Plant profit maximization improves predictions of European forest responses to drought.

Knowledge of how water stress impacts the carbon and water cycles is a key uncertainty in terrestrial biosphere models. We tested a new profit maximization model, where photosynthetic uptake of CO ₂ is optimally traded against plant hydraulic function, as an alternative to the empirical functions commonly used in models to regulate gas exchange during periods of water stress. We conducted a multi-site evaluation of this model at the ecosystem scale, before and during major droughts in Europe.

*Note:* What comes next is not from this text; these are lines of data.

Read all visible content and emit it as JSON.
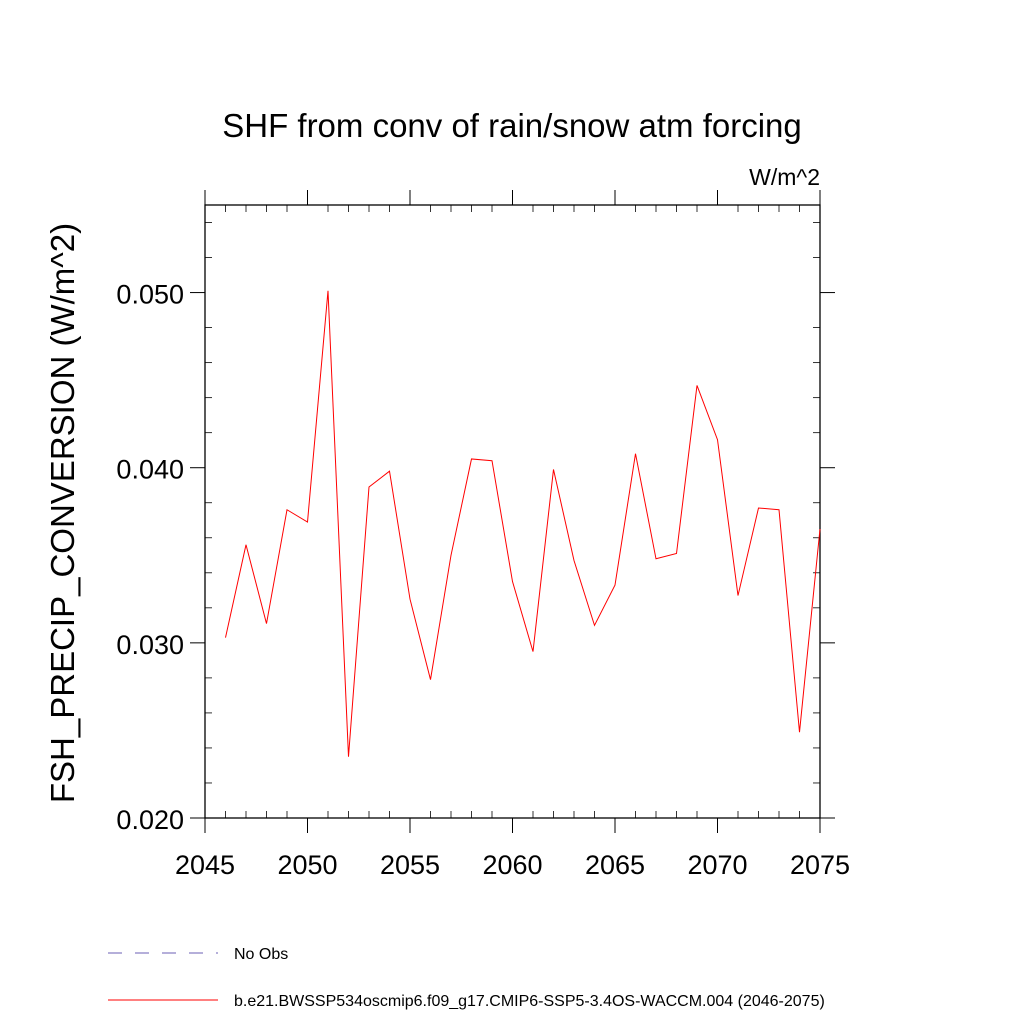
{
  "chart_data": {
    "type": "line",
    "title": "SHF from conv of rain/snow atm forcing",
    "units": "W/m^2",
    "ylabel": "FSH_PRECIP_CONVERSION  (W/m^2)",
    "xlabel": "",
    "xlim": [
      2045,
      2075
    ],
    "ylim": [
      0.02,
      0.055
    ],
    "x_ticks": [
      2045,
      2050,
      2055,
      2060,
      2065,
      2070,
      2075
    ],
    "x_tick_labels": [
      "2045",
      "2050",
      "2055",
      "2060",
      "2065",
      "2070",
      "2075"
    ],
    "y_ticks": [
      0.02,
      0.03,
      0.04,
      0.05
    ],
    "y_tick_labels": [
      "0.020",
      "0.030",
      "0.040",
      "0.050"
    ],
    "series": [
      {
        "name": "b.e21.BWSSP534oscmip6.f09_g17.CMIP6-SSP5-3.4OS-WACCM.004 (2046-2075)",
        "color": "#ff0000",
        "x": [
          2046,
          2047,
          2048,
          2049,
          2050,
          2051,
          2052,
          2053,
          2054,
          2055,
          2056,
          2057,
          2058,
          2059,
          2060,
          2061,
          2062,
          2063,
          2064,
          2065,
          2066,
          2067,
          2068,
          2069,
          2070,
          2071,
          2072,
          2073,
          2074,
          2075
        ],
        "values": [
          0.0303,
          0.0356,
          0.0311,
          0.0376,
          0.0369,
          0.0501,
          0.0235,
          0.0389,
          0.0398,
          0.0325,
          0.0279,
          0.035,
          0.0405,
          0.0404,
          0.0335,
          0.0295,
          0.0399,
          0.0347,
          0.031,
          0.0333,
          0.0408,
          0.0348,
          0.0351,
          0.0447,
          0.0416,
          0.0327,
          0.0377,
          0.0376,
          0.0249,
          0.0365
        ]
      }
    ],
    "legend": [
      {
        "label": "No Obs",
        "style": "dashed",
        "color": "#6b5fb5"
      },
      {
        "label": "b.e21.BWSSP534oscmip6.f09_g17.CMIP6-SSP5-3.4OS-WACCM.004 (2046-2075)",
        "style": "solid",
        "color": "#ff0000"
      }
    ],
    "legend_position": "bottom",
    "grid": false
  }
}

Additionally, we asked whether the maximum hydraulic conductance in the soil-plant continuum k _max (a key model parameter which is not commonly measured) could be predicted from long-term site climate. Compared with a control model with an empirical soil moisture function, the profit maximization model improved the simulation of evapotranspiration during the growing season, reducing the normalized mean square error by c. 63%, across mesic and xeric sites. We also showed that k _max could be estimated from long-term climate, with improvements in the simulation of evapotranspiration at eight out of the 10 forest sites during drought. Although the generalization of this approach is contingent upon determining k _max , it presents a mechanistic trait-based alternative to regulate canopy gas exchange in global models.
(© 2020 The Authors. New Phytologist © 2020 New Phytologist Trust.)